Use a single merged ontology model
The advantage of using such model is that it will allow inference across all ontologies that we use.
It has multiple advantages:
- remove redundant ontologies from memory like BFO and RO
- use a single index for searching
- remove need for collecting and merging parents or children from multiple ontologies
One downside is that we lose some flexibility such as managing inference capabilities and search per ontology. We notably disable such feature on CheBI.
To achieve this, we have to add capabilities in baseCode for merging ontology models or use Jena directly in Gemma.
It's also a question whether such a large ontology would even be loadable into Protege.

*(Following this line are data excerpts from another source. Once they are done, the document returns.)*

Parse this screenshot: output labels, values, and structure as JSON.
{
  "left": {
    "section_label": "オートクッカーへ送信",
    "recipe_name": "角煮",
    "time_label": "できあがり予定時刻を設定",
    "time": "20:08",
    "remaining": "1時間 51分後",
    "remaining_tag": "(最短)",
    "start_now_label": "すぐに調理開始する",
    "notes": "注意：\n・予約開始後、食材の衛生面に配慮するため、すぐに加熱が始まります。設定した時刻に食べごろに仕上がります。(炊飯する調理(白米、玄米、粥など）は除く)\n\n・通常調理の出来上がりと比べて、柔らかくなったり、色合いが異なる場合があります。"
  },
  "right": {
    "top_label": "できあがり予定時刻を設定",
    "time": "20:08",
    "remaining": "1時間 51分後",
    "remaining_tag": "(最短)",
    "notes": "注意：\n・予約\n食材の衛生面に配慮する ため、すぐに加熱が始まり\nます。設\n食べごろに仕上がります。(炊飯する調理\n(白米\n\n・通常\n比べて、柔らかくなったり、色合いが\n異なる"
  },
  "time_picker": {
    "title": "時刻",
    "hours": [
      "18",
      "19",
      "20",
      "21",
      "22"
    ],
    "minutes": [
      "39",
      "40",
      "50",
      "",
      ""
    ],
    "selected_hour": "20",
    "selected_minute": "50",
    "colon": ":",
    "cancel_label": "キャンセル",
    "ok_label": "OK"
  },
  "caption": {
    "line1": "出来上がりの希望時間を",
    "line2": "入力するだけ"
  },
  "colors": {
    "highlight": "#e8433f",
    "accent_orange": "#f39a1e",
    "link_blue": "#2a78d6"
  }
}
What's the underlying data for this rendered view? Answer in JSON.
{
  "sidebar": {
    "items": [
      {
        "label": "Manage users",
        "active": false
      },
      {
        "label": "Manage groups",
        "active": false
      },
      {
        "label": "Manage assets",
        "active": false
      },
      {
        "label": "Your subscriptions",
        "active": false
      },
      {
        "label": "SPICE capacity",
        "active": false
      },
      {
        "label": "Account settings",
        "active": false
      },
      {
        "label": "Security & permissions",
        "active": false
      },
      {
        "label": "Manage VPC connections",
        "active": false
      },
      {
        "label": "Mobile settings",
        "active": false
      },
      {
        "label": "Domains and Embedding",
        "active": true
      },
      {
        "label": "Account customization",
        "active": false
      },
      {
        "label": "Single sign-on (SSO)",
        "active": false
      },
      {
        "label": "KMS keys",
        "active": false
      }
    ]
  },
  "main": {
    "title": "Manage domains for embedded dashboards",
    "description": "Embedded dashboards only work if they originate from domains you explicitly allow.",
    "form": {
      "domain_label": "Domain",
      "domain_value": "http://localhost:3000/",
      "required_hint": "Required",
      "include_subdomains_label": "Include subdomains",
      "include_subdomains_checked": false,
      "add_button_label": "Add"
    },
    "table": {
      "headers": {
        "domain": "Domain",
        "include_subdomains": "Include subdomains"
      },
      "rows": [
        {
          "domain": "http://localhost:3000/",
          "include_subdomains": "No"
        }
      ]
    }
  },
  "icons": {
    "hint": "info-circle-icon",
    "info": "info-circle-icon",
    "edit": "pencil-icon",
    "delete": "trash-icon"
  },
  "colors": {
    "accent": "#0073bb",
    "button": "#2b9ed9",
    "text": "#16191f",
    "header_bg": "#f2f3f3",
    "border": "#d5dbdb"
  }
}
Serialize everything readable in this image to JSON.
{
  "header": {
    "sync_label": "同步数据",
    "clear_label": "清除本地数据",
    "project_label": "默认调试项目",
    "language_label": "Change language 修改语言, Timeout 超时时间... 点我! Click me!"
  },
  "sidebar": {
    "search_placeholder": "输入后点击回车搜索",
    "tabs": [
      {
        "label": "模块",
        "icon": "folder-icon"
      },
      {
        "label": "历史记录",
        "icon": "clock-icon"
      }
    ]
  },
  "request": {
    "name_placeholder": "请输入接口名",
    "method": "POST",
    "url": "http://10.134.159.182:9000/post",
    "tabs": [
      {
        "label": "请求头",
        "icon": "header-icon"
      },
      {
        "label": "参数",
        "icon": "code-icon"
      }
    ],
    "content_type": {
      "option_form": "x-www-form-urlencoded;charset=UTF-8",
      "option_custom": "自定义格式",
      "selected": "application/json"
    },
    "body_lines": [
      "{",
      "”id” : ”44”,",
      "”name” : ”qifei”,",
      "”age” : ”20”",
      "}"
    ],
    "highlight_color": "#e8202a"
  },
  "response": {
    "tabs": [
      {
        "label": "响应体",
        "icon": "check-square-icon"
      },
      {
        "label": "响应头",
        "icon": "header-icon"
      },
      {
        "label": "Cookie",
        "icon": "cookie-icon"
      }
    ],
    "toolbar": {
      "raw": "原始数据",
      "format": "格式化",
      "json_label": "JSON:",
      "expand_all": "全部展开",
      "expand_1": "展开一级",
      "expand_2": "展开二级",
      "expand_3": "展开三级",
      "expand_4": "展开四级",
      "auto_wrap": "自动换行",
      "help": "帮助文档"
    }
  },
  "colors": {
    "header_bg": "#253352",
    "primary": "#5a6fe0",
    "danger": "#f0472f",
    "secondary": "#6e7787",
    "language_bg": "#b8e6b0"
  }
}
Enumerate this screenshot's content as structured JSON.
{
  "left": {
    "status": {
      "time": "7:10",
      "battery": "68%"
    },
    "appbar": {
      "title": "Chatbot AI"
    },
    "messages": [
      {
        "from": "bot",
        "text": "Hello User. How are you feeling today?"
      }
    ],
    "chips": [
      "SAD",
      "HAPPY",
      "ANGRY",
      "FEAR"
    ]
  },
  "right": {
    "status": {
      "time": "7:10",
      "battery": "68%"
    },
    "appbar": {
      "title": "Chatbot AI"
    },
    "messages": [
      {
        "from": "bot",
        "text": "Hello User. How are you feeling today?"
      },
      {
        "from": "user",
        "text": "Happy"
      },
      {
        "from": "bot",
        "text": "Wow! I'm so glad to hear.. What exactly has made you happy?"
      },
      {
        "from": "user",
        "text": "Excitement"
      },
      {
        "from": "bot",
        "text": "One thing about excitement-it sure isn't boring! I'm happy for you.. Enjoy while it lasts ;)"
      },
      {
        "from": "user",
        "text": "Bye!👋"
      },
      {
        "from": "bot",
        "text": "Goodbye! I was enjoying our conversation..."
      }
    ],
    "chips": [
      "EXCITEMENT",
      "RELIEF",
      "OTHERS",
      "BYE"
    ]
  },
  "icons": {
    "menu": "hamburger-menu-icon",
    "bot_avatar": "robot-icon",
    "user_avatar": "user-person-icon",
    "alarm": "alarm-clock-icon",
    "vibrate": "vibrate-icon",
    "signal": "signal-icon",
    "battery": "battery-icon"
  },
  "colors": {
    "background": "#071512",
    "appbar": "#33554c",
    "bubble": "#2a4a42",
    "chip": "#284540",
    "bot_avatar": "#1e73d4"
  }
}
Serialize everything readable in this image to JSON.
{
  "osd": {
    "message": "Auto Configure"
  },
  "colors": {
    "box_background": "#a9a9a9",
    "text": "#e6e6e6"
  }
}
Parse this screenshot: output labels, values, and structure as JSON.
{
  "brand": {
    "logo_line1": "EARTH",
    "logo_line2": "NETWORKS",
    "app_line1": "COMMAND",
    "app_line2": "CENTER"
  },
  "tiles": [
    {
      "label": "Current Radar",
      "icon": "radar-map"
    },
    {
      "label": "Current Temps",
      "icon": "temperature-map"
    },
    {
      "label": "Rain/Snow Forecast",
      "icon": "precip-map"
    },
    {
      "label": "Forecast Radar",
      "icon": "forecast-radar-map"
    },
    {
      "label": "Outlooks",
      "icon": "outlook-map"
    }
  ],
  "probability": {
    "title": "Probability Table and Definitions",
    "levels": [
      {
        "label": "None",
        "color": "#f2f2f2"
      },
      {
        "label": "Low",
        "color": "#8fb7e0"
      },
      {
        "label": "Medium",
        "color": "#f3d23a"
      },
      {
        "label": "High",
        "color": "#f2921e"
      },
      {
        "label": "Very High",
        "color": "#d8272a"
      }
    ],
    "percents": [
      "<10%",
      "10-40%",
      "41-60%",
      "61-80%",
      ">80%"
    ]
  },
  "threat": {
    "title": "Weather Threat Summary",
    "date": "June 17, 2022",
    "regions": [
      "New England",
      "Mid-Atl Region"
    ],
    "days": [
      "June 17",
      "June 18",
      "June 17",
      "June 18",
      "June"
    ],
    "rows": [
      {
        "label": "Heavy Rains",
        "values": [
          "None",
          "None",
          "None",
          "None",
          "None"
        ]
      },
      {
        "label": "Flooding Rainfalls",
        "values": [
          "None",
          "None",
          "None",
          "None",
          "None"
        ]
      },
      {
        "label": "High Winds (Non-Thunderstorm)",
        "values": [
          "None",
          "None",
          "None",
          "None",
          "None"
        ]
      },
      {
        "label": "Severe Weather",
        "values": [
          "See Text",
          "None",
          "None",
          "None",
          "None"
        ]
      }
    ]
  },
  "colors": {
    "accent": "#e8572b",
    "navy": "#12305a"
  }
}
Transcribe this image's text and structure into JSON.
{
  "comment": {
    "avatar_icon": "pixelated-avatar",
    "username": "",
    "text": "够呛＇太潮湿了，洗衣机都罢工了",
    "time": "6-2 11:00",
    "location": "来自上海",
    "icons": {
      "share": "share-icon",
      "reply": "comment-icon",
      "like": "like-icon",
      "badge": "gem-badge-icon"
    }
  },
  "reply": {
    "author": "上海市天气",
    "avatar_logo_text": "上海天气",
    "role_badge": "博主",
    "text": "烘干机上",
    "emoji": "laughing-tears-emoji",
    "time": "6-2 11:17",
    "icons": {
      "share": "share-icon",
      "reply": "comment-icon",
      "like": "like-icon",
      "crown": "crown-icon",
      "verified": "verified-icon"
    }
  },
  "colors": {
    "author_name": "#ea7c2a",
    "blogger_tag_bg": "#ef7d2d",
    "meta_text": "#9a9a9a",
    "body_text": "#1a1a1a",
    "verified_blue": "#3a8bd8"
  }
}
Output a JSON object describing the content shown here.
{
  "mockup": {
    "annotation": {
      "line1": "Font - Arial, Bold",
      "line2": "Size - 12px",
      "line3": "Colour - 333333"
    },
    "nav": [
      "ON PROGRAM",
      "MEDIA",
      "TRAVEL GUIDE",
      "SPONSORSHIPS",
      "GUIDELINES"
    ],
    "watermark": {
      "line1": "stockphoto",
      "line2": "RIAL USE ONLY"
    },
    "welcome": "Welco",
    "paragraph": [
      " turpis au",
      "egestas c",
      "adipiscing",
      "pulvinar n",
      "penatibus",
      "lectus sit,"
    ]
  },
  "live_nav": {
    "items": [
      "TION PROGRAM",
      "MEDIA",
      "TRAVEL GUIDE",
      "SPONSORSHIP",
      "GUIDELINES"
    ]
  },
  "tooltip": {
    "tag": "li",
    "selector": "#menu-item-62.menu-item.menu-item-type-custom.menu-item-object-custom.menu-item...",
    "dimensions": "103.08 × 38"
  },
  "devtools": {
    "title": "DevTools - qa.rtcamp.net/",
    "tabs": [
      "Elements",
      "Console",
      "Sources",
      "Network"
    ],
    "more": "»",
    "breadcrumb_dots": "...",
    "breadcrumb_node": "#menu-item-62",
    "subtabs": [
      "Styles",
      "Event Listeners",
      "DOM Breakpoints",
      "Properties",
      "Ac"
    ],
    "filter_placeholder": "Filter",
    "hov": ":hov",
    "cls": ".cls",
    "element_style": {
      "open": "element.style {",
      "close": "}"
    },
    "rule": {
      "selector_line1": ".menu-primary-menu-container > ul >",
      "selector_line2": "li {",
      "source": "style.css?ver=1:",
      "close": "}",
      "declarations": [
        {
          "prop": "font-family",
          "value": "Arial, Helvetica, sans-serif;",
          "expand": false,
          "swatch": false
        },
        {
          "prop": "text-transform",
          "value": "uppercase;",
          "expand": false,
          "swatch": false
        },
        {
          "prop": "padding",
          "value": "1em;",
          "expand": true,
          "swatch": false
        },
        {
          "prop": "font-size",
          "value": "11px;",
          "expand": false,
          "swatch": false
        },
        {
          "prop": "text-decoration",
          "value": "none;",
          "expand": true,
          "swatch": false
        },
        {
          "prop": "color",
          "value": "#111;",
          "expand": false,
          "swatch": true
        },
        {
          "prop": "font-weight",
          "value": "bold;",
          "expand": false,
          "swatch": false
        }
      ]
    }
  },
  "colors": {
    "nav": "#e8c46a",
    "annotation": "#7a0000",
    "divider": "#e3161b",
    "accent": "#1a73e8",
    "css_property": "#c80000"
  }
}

We need to be able to use Protege to edit our own ontology. Even with just a few ontologies (EFO is the largest by far), protege takes over 6GB ram on my laptop, and it takes a while to open which is annoying.
Maybe there is a workaround or some setting that reduces this (e.g. disabling the reasoner), but managing our extensions of the ontologies is one of the only solid reasons I can think of for importing them all. The other things you list are nice but it may not be practical. I guess we can try and see what happens...
Re Chebi see also https://github.com/PavlidisLab/Gemma/issues/748
I agree, it would be silly to bloat TGEMO for this. The merge doesn't have to be done using import statements, it can be done programmatically by adding submodels to a larger model that we create on the server.
Something important I noticed when working with Jena: ontologies generally do not import RO, but extensively use its terms. If we are to use a single model, importing RO would be important for inferring sub-properties and get the parents/children right.
We can now use TDB with baseCode that we populate with all the ontologies we need.